A year passes. Anna (Jocelyn Ridgley) photographs Dan and Alice — now an established couple — for publicity for Dan’s new book, The Aquarium. Alice, and her past as a stripper, is the subject of Dan’s novel. Anna suggests to Alice that Dan is “stealing her life” by making her a character in a book. Alice throws the same issue back at the photographer. She replies that she merely “borrows” the images of her photographic subjects.
Jump to Larry and Dan, connected in an obscenely dirty internet chat, in which Dan deceives Larry as he pretends to be Anna. Dan doesn’t know it now, but he is playing cupid to set up Anna and Larry, who meet by coincidence and hit it off. Further complications: Dan has fallen for Anna and yearns to leave Alice for her; and Larry believes that Alice is sad and still looking for love and happiness.
Of course this unstable situation cannot hold. As the couples interact, the truth comes out. Alice returns to her occupation as a stripper. Dan, believing himself to be a failed novelist, returns to his old job writing obituaries again for a newspaper. Anna and Larry’s marriage falls apart. They pursue Dan and Alice for sex and acceptance.
As the second act progresses, Larry demands one last sexual favor from Anna before they sign divorce papers. She agrees. She also tells Dan that their relationship meant nothing to her. Dan’s confusion causes him to confront Larry at Larry’s office. Larry tells him to go back to Alice because she loves him still.
Dan and Alice find each other again, with Larry’s help. The relationship seems playful and stable, until suddenly Alice’s mood changes to hate. The scene ends brutally.

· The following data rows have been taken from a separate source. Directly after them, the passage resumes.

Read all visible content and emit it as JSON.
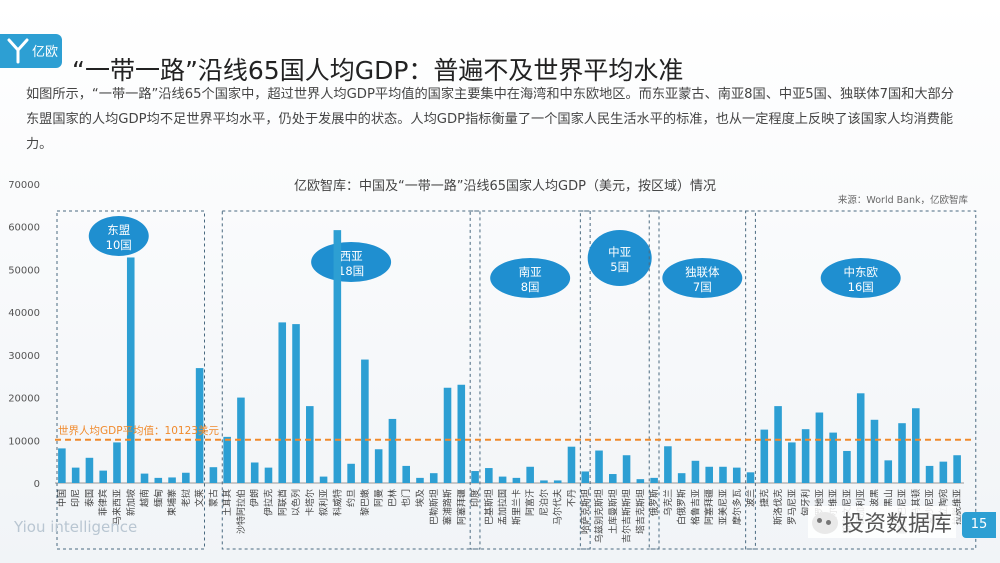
{
  "header": {
    "logo_text": "亿欧",
    "title": "“一带一路”沿线65国人均GDP：普遍不及世界平均水准"
  },
  "intro": "如图所示，“一带一路”沿线65个国家中，超过世界人均GDP平均值的国家主要集中在海湾和中东欧地区。而东亚蒙古、南亚8国、中亚5国、独联体7国和大部分东盟国家的人均GDP均不足世界平均水平，仍处于发展中的状态。人均GDP指标衡量了一个国家人民生活水平的标准，也从一定程度上反映了该国家人均消费能力。",
  "footer": {
    "brand": "Yiou intelligence",
    "watermark": "投资数据库",
    "page": "15"
  },
  "colors": {
    "accent": "#2d9fd3",
    "bar": "#2d9fd3",
    "reference": "#f08a2c",
    "region_border": "#4a6a80",
    "bubble": "#1f8fd0"
  },
  "chart_data": {
    "type": "bar",
    "title": "亿欧智库：中国及“一带一路”沿线65国家人均GDP（美元，按区域）情况",
    "source": "来源：World Bank，亿欧智库",
    "ylim": [
      0,
      70000
    ],
    "yticks": [
      "0",
      "10000",
      "20000",
      "30000",
      "40000",
      "50000",
      "60000",
      "70000"
    ],
    "reference_line": {
      "value": 10123,
      "label": "世界人均GDP平均值：10123美元"
    },
    "regions": [
      {
        "name": "东盟",
        "count": "10国",
        "start": 1,
        "end": 10
      },
      {
        "name": "西亚",
        "count": "18国",
        "start": 13,
        "end": 30
      },
      {
        "name": "南亚",
        "count": "8国",
        "start": 31,
        "end": 38
      },
      {
        "name": "中亚",
        "count": "5国",
        "start": 39,
        "end": 43
      },
      {
        "name": "独联体",
        "count": "7国",
        "start": 44,
        "end": 50
      },
      {
        "name": "中东欧",
        "count": "16国",
        "start": 51,
        "end": 66
      }
    ],
    "categories": [
      "中国",
      "印尼",
      "泰国",
      "菲律宾",
      "马来西亚",
      "新加坡",
      "越南",
      "缅甸",
      "柬埔寨",
      "老挝",
      "文莱",
      "蒙古",
      "土耳其",
      "沙特阿拉伯",
      "伊朗",
      "伊拉克",
      "阿联酋",
      "以色列",
      "卡塔尔",
      "叙利亚",
      "科威特",
      "约旦",
      "黎巴嫩",
      "阿曼",
      "巴林",
      "也门",
      "埃及",
      "巴勒斯坦",
      "塞浦路斯",
      "阿塞拜疆",
      "印度",
      "巴基斯坦",
      "孟加拉国",
      "斯里兰卡",
      "阿富汗",
      "尼泊尔",
      "马尔代夫",
      "不丹",
      "哈萨克斯坦",
      "乌兹别克斯坦",
      "土库曼斯坦",
      "吉尔吉斯斯坦",
      "塔吉克斯坦",
      "俄罗斯",
      "乌克兰",
      "白俄罗斯",
      "格鲁吉亚",
      "阿塞拜疆",
      "亚美尼亚",
      "摩尔多瓦",
      "波兰",
      "捷克",
      "斯洛伐克",
      "罗马尼亚",
      "匈牙利",
      "克罗地亚",
      "塞尔维亚",
      "斯洛文尼亚",
      "保加利亚",
      "波黑",
      "黑山",
      "阿尔巴尼亚",
      "马其顿",
      "爱沙尼亚",
      "立陶宛",
      "拉脱维亚"
    ],
    "values": [
      8100,
      3600,
      5900,
      2900,
      9500,
      52800,
      2200,
      1200,
      1300,
      2400,
      26900,
      3700,
      10800,
      20000,
      4800,
      3600,
      37600,
      37200,
      18000,
      1500,
      59200,
      4500,
      28900,
      7900,
      15000,
      4000,
      1200,
      2300,
      22300,
      23000,
      2800,
      3500,
      1500,
      1200,
      3800,
      600,
      600,
      8500,
      2700,
      7600,
      2100,
      6500,
      900,
      1200,
      8600,
      2300,
      5200,
      3800,
      3800,
      3600,
      2500,
      12500,
      18000,
      9500,
      12600,
      16500,
      11800,
      7500,
      21000,
      14800,
      5300,
      14000,
      17500,
      4000,
      5000,
      6500
    ]
  }
}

But in the end, everyone tries to tell the truths they’ve hidden for years. Those truths finally break the bonds among these four characters. Alice is alone as the play ends; even the all-purpose benches and chairs are cleared from the stage.
Mistele, Johnson, Welter and Ridgley maintain high energy and tension throughout the play and deliver its strong emotions of desire and desperation with conviction.
Closer runs February 8, 9, 10, 14, 15, 16, & 17 at Off the Wall, with Thursday – Saturday times at 7:30 p.m. and Sunday times at 4:30 p.m. Tickets are $26 for reserved seating and $23 for general seating.